Lucy will show how what was happening at court intersected with enormous changes that were reshaping Britain. The years 1714–60 felt like a ‘peculiar experiment in the future’: modern cabinet government began under the Hanoverian kings, satire spoke the truth to power, and ‘liberty’ was the watchword of the age.

Lucy will travel to Hanover to discover that the politics and dynastic squabbles, which defined the reigns of George I and George II, frequently had a continental backstory. And she will unravel the central paradox of the German Georges: it was their weaknesses—the infighting between king and Prince of Wales, and their frequent absences in Hanover—that, in a very real way, helped to secure the dynasty and shape our modern British political system.

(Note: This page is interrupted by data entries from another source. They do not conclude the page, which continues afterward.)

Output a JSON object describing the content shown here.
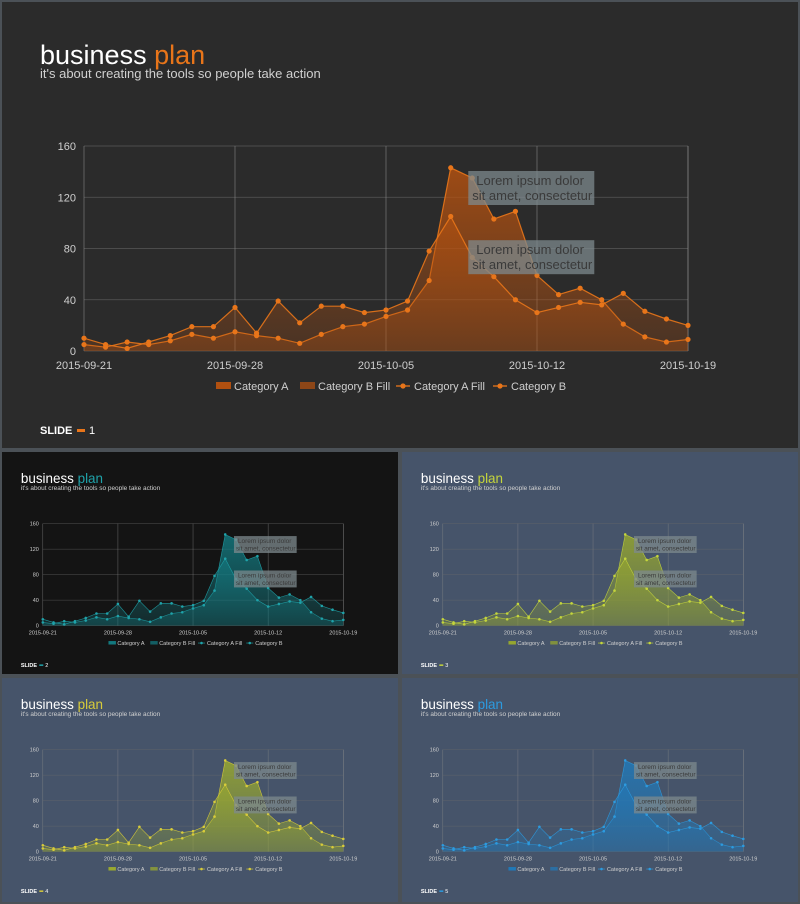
{
  "slides": [
    {
      "title_main": "business",
      "title_accent": "plan",
      "subtitle": "it's about creating the tools so people take action",
      "slide_label": "SLIDE",
      "slide_number": "1",
      "theme": {
        "bg": "#2b2b2b",
        "accent": "#e8751a",
        "fill": "#b8520f"
      }
    },
    {
      "title_main": "business",
      "title_accent": "plan",
      "subtitle": "it's about creating the tools so people take action",
      "slide_label": "SLIDE",
      "slide_number": "2",
      "theme": {
        "bg": "#141414",
        "accent": "#1fa2a9",
        "fill": "#137d84"
      }
    },
    {
      "title_main": "business",
      "title_accent": "plan",
      "subtitle": "it's about creating the tools so people take action",
      "slide_label": "SLIDE",
      "slide_number": "3",
      "theme": {
        "bg": "#46546a",
        "accent": "#c4d53c",
        "fill": "#9aab2c"
      }
    },
    {
      "title_main": "business",
      "title_accent": "plan",
      "subtitle": "it's about creating the tools so people take action",
      "slide_label": "SLIDE",
      "slide_number": "4",
      "theme": {
        "bg": "#46546a",
        "accent": "#d8cc3a",
        "fill": "#9eae2c"
      }
    },
    {
      "title_main": "business",
      "title_accent": "plan",
      "subtitle": "it's about creating the tools so people take action",
      "slide_label": "SLIDE",
      "slide_number": "5",
      "theme": {
        "bg": "#46546a",
        "accent": "#2c9be0",
        "fill": "#1f7bbd"
      }
    }
  ],
  "chart_data": {
    "type": "area",
    "x": [
      "2015-09-21",
      "2015-09-22",
      "2015-09-23",
      "2015-09-24",
      "2015-09-25",
      "2015-09-26",
      "2015-09-27",
      "2015-09-28",
      "2015-09-29",
      "2015-09-30",
      "2015-10-01",
      "2015-10-02",
      "2015-10-03",
      "2015-10-04",
      "2015-10-05",
      "2015-10-06",
      "2015-10-07",
      "2015-10-08",
      "2015-10-09",
      "2015-10-10",
      "2015-10-11",
      "2015-10-12",
      "2015-10-13",
      "2015-10-14",
      "2015-10-15",
      "2015-10-16",
      "2015-10-17",
      "2015-10-18",
      "2015-10-19"
    ],
    "x_ticks": [
      "2015-09-21",
      "2015-09-28",
      "2015-10-05",
      "2015-10-12",
      "2015-10-19"
    ],
    "y_ticks": [
      "0",
      "40",
      "80",
      "120",
      "160"
    ],
    "ylim": [
      0,
      160
    ],
    "series": [
      {
        "name": "Category A Fill",
        "values": [
          5,
          3,
          7,
          5,
          8,
          13,
          10,
          15,
          12,
          10,
          6,
          13,
          19,
          21,
          27,
          32,
          55,
          143,
          135,
          103,
          109,
          59,
          44,
          49,
          40,
          21,
          11,
          7,
          9
        ]
      },
      {
        "name": "Category B",
        "values": [
          10,
          5,
          2,
          7,
          12,
          19,
          19,
          34,
          14,
          39,
          22,
          35,
          35,
          30,
          32,
          39,
          78,
          105,
          73,
          58,
          40,
          30,
          34,
          38,
          36,
          45,
          31,
          25,
          20
        ]
      }
    ],
    "legend": [
      "Category A",
      "Category B Fill",
      "Category A Fill",
      "Category B"
    ],
    "legend_position": "bottom",
    "grid": true,
    "annotations": [
      {
        "line1": "Lorem ipsum dolor",
        "line2": "sit amet, consectetur",
        "x": "2015-10-09",
        "y": 128
      },
      {
        "line1": "Lorem ipsum dolor",
        "line2": "sit amet, consectetur",
        "x": "2015-10-09",
        "y": 74
      }
    ]
  }
}
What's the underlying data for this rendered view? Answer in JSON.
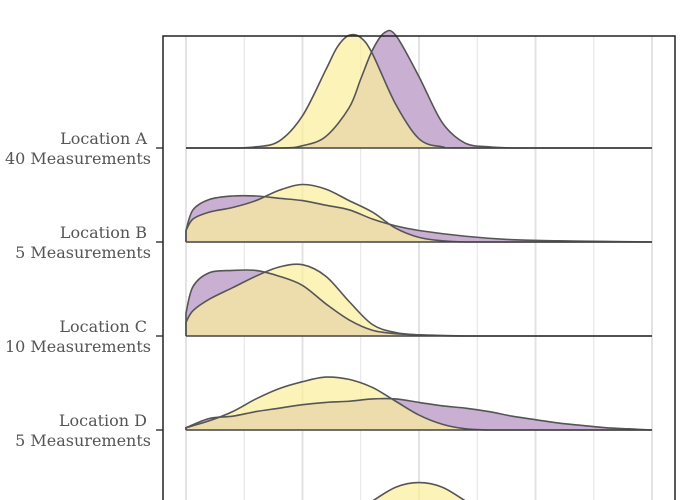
{
  "chart_data": {
    "type": "area",
    "subtype": "ridgeline-density",
    "title": "",
    "xlabel": "",
    "ylabel": "",
    "grid": true,
    "legend": "top (cut off, labels not visible)",
    "x_range": [
      0,
      20
    ],
    "colors": {
      "series_a_fill": "#c9afd1",
      "series_b_fill": "#fbef9e",
      "overlap_fill": "#d5b98a",
      "outline": "#555555",
      "grid": "#e3e3e3",
      "frame": "#222222"
    },
    "rows": [
      {
        "label": "Location A",
        "sublabel": "40 Measurements",
        "series": [
          {
            "x": [
              0,
              4,
              5,
              6,
              7,
              7.5,
              8,
              8.5,
              9,
              10,
              11,
              12,
              13,
              14,
              15,
              20
            ],
            "y": [
              0,
              0,
              0.02,
              0.1,
              0.35,
              0.6,
              0.85,
              1.0,
              0.98,
              0.62,
              0.22,
              0.04,
              0.01,
              0,
              0,
              0
            ]
          },
          {
            "x": [
              0,
              2,
              3,
              4,
              5,
              6,
              6.5,
              7,
              7.5,
              8,
              9,
              10,
              11,
              12,
              20
            ],
            "y": [
              0,
              0,
              0.01,
              0.06,
              0.28,
              0.68,
              0.88,
              0.98,
              0.96,
              0.82,
              0.38,
              0.08,
              0.01,
              0,
              0
            ]
          }
        ]
      },
      {
        "label": "Location B",
        "sublabel": "5 Measurements",
        "series": [
          {
            "x": [
              0,
              0.3,
              1,
              2,
              3,
              4,
              5,
              6,
              7,
              8,
              9,
              10,
              12,
              14,
              16,
              18,
              20
            ],
            "y": [
              0.1,
              0.28,
              0.37,
              0.4,
              0.4,
              0.38,
              0.36,
              0.32,
              0.28,
              0.2,
              0.14,
              0.1,
              0.05,
              0.02,
              0.01,
              0.005,
              0
            ]
          },
          {
            "x": [
              0,
              0.3,
              1,
              2,
              3,
              4,
              5,
              6,
              7,
              8,
              9,
              10,
              11,
              12,
              14,
              20
            ],
            "y": [
              0.1,
              0.2,
              0.26,
              0.3,
              0.36,
              0.45,
              0.5,
              0.46,
              0.36,
              0.26,
              0.12,
              0.04,
              0.01,
              0,
              0,
              0
            ]
          }
        ]
      },
      {
        "label": "Location C",
        "sublabel": "10 Measurements",
        "series": [
          {
            "x": [
              0,
              0.3,
              1,
              2,
              3,
              4,
              5,
              6,
              7,
              8,
              9,
              10,
              12,
              14,
              20
            ],
            "y": [
              0.2,
              0.43,
              0.55,
              0.57,
              0.57,
              0.52,
              0.44,
              0.28,
              0.14,
              0.05,
              0.02,
              0.01,
              0,
              0,
              0
            ]
          },
          {
            "x": [
              0,
              0.3,
              1,
              2,
              3,
              4,
              5,
              6,
              7,
              8,
              9,
              10,
              12,
              20
            ],
            "y": [
              0.12,
              0.22,
              0.32,
              0.42,
              0.52,
              0.6,
              0.62,
              0.52,
              0.3,
              0.1,
              0.03,
              0.01,
              0,
              0
            ]
          }
        ]
      },
      {
        "label": "Location D",
        "sublabel": "5 Measurements",
        "series": [
          {
            "x": [
              0,
              1,
              2,
              3,
              4,
              5,
              6,
              7,
              8,
              9,
              10,
              11,
              12,
              13,
              14,
              15,
              16,
              17,
              18,
              19,
              20
            ],
            "y": [
              0.02,
              0.1,
              0.12,
              0.16,
              0.19,
              0.22,
              0.24,
              0.25,
              0.27,
              0.27,
              0.24,
              0.21,
              0.19,
              0.16,
              0.12,
              0.09,
              0.06,
              0.04,
              0.02,
              0.01,
              0
            ]
          },
          {
            "x": [
              0,
              1,
              2,
              3,
              4,
              5,
              6,
              7,
              8,
              9,
              10,
              11,
              12,
              13,
              14,
              20
            ],
            "y": [
              0.02,
              0.08,
              0.16,
              0.27,
              0.36,
              0.42,
              0.46,
              0.44,
              0.37,
              0.25,
              0.13,
              0.05,
              0.01,
              0,
              0,
              0
            ]
          }
        ]
      },
      {
        "label": "",
        "sublabel": "",
        "series": [
          {
            "x": [
              0,
              4,
              6,
              7,
              8,
              9,
              10,
              11,
              12,
              13,
              14,
              20
            ],
            "y": [
              0,
              0,
              0.005,
              0.03,
              0.1,
              0.17,
              0.2,
              0.18,
              0.12,
              0.05,
              0.01,
              0
            ]
          },
          {
            "x": [
              0,
              4,
              6,
              7,
              8,
              9,
              10,
              11,
              12,
              13,
              14,
              20
            ],
            "y": [
              0,
              0,
              0.02,
              0.08,
              0.2,
              0.32,
              0.36,
              0.32,
              0.2,
              0.08,
              0.01,
              0
            ]
          }
        ]
      }
    ]
  }
}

The First Georgians: The German Kings Who Made Britain (w/t) is being produced in partnership with Royal Collection Trust, to coincide with the exhibition The First Georgians: Art & Monarchy 1714–1760 at The Queen’s Gallery, Buckingham Palace from 11 April to 12 October 2014. Curated by Desmond Shawe-Taylor, Surveyor of The Queen’s Pictures, the exhibition is the first to explore the reigns of George 1 and George II, shedding light on the role of this new dynasty in the transformation of political, intellectual and cultural life. Through over 300 works from the Royal Collection collected or commissioned by the Georgian royal family, it tells the story of Britain’s emergence as the world’s most liberal, commercial and cosmopolitan society, embracing freedom of expression and the unfettered exchange of ideas.

Lucy will discover the personal side of the early Georgians through the spectacular paintings, drawings and furniture on display in the exhibition. With Royal Collection Trust curators, she will see how objects in the Collection reveal Britain at the very moment it was becoming the modern country we know today.